La neve cade e un piccolo cervo giunge al sicuro nella sua tana, dopo una corsa forsennata tra gli spari dei fucili. «Mamma? Mamma?». La ricerca affannosa, la rivelazione che la mamma non tornerà mai più e quella lacrima che cade dai grandi occhi del cucciolo. Questa è una delle scene più struggenti di Bambi, il lungometraggio d’animazione prodotto da Walt Disney nel 1942.
Il film ebbe un tale successo e la scena fu così significativa da generare una reazione emotiva nella società: si chiama effetto Bambi, infatti, il rifiuto di uccidere o di veder soffrire animali che percepiamo carini, teneri, indifesi. Questo effetto influenza le nostre decisioni su quali siano specie animali da salvaguardare o di cui contrastare la diffusione perché invasive.
La nostra innata attrazione per la tenerezza
Non è un caso se una delle maggiori organizzazioni internazionali dedicate alla conservazione della natura, il WWF, abbia nel suo logo un panda: un mammifero dalle forme rotonde, con occhi che sembrano ancora più grandi per il colore nero del manto che li circonda. Come si legge su una pagina del sito:
I fondatori del WWF volevano come simbolo un animale bello, riconoscibile immediatamente e amato in tutto il mondo.
Gli animali che percepiamo come teneri ispirano un maggiore desiderio di cura e questo rende più efficace la richiesta di fondi per la loro salvaguardia. Tra i primi a comprendere questa attrazione fu Konrad Lorenz, il fondatore dell’etologia. Nel 1971 Lorenz descrisse quello che viene definito baby schema, un insieme di caratteristiche come testa grande, viso rotondo, fronte alta e sporgente, occhi grandi e naso e bocca piccoli, che osserviamo nei cuccioli di Homo sapiens, così come in quelli di altri animali.

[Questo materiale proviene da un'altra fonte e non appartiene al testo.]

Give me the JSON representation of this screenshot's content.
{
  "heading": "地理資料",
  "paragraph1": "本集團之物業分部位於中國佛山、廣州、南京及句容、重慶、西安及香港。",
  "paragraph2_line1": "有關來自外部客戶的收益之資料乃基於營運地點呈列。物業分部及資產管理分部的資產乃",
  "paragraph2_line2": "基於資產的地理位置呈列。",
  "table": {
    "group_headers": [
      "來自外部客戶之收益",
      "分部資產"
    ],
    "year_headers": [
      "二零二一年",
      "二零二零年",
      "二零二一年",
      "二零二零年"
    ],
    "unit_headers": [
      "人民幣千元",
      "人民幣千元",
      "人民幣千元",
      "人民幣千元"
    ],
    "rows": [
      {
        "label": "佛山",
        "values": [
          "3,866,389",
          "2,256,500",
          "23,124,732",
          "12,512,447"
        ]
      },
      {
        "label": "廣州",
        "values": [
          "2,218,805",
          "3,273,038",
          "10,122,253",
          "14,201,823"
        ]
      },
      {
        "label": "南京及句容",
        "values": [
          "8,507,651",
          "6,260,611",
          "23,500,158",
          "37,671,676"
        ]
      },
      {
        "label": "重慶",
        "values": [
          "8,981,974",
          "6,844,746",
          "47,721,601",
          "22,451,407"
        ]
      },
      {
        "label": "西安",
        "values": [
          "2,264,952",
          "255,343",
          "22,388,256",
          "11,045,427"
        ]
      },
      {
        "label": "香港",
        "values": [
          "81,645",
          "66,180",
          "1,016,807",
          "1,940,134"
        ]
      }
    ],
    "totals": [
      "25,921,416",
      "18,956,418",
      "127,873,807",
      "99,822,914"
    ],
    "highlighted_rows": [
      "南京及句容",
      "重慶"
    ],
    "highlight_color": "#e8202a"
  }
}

Il baby schema ci spinge a prenderci cura del soggetto che presenta quelle specifiche caratteristiche, promuovendo comportamenti di accudimento. La Disney® ha sempre attinto a piene mani da questo meccanismo per rendere irresistibili le sue creazioni. Il biologo Stephen Jay Gould, nel libro Il pollice del panda (edito da Il Saggiatore) dedica a questo argomento un capitolo intitolato Omaggio di un biologo a Topolino, in cui descrive la trasformazione grafica di Mickey Mouse: il roditore spigoloso di Steamboat Willie del 1928 nel corso del tempo è diventato il topo con grandi orecchie e muso tondo che ci è familiare.
Anche Bambi possiede quegli stessi attributi che ci hanno reso più simpatico Topolino. I sentimenti che proviamo per il piccolo cervo sono affini a quelli che ci spingono a preoccuparci per la vita di cuccioli di foca o di adulti di scoiattolo, che conservano i tratti tipici del baby schema.

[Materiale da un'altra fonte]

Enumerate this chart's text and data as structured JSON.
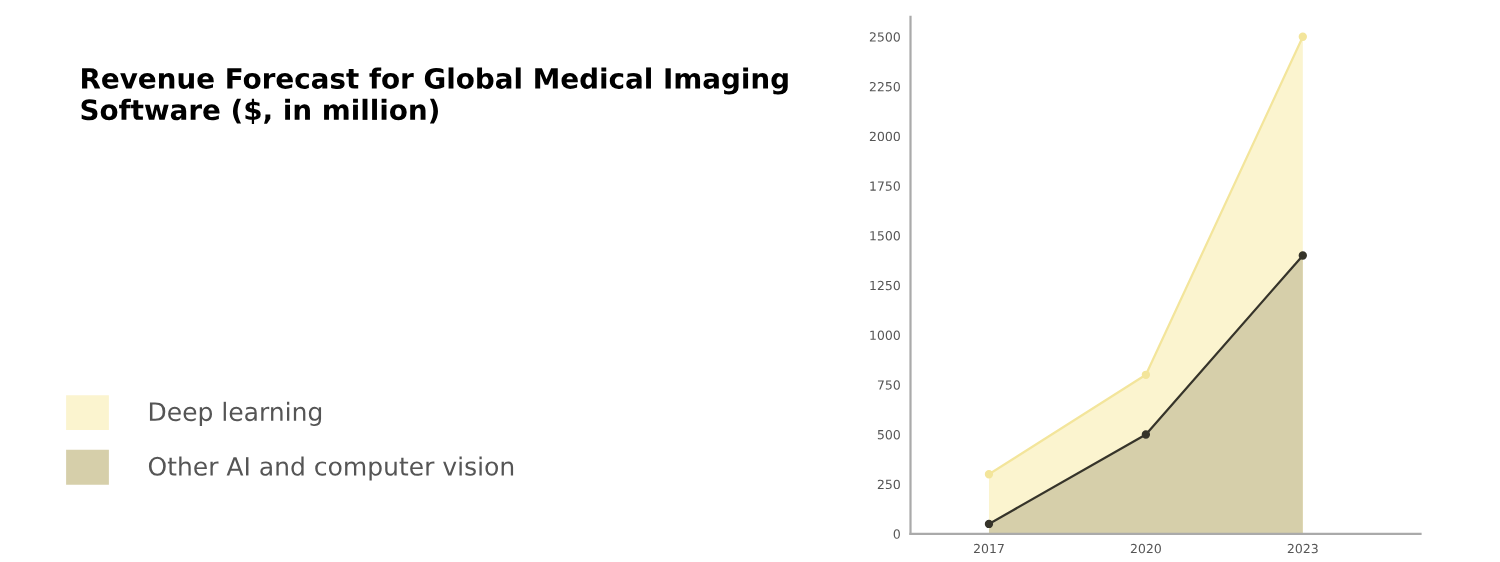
{
  "chart_data": {
    "type": "area",
    "title": "Revenue Forecast for Global Medical Imaging\nSoftware ($, in million)",
    "categories": [
      "2017",
      "2020",
      "2023"
    ],
    "series": [
      {
        "name": "Deep learning",
        "color": "#fbf4cf",
        "values": [
          300,
          800,
          2500
        ]
      },
      {
        "name": "Other AI and computer vision",
        "color": "#d6cfaa",
        "values": [
          50,
          500,
          1400
        ]
      }
    ],
    "ylim": [
      0,
      2600
    ],
    "yticks": [
      0,
      250,
      500,
      750,
      1000,
      1250,
      1500,
      1750,
      2000,
      2250,
      2500
    ],
    "grid": false,
    "legend": "left",
    "marker": "circle"
  }
}
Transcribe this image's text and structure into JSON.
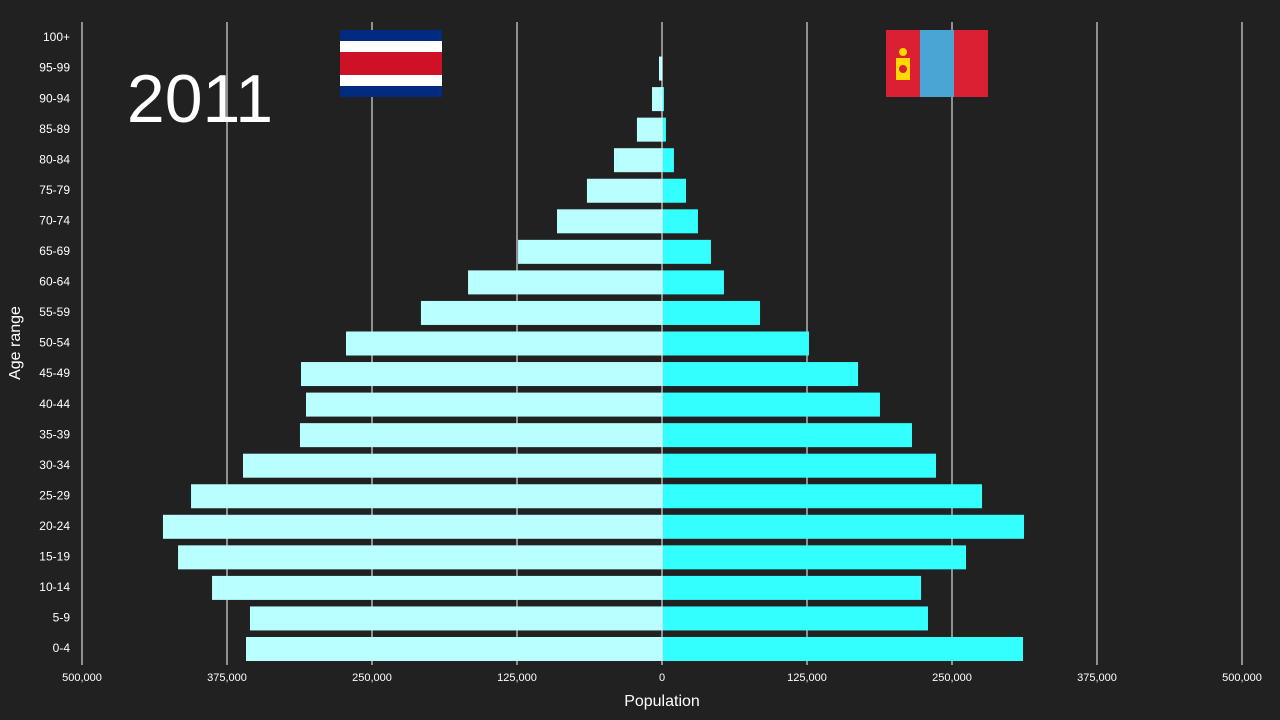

Il richiamo della tenerezza è solo uno dei fattori che indirizzano la nostra attrazione verso determinate specie. Sempre dal punto di vista estetico abbiamo un atteggiamento positivo nei confronti della megafauna carismatica, costituita da animali di grandi dimensioni che suscitano in noi ammirazione, curiosità e timore, come gorilla, tigri o balene. La nostra attenzione e i nostri sforzi per contrastare la crisi della biodiversità negli ultimi decenni si sono concentrati in particolar modo su mammiferi e uccelli, ignorando frequentemente gli invertebrati, soprattutto gli insetti (a eccezione di farfalle e api).
Quali specie salvare?
Eppure i dati dell’Unione internazionale per la conservazione della natura (IUCN) riguardanti le specie a rischio di estinzione dicono che gli animali da salvare sono altri: delle oltre 2 milioni di specie che vivono sul nostro pianeta, più di un milione sono insetti, mentre tutte le specie di rettili, uccelli e mammiferi, prese insieme, non arrivano a trentamila. Gli animali più minacciati dall’estinzione sono anfibi, pesci cartilaginei (squali e razze) e crostacei.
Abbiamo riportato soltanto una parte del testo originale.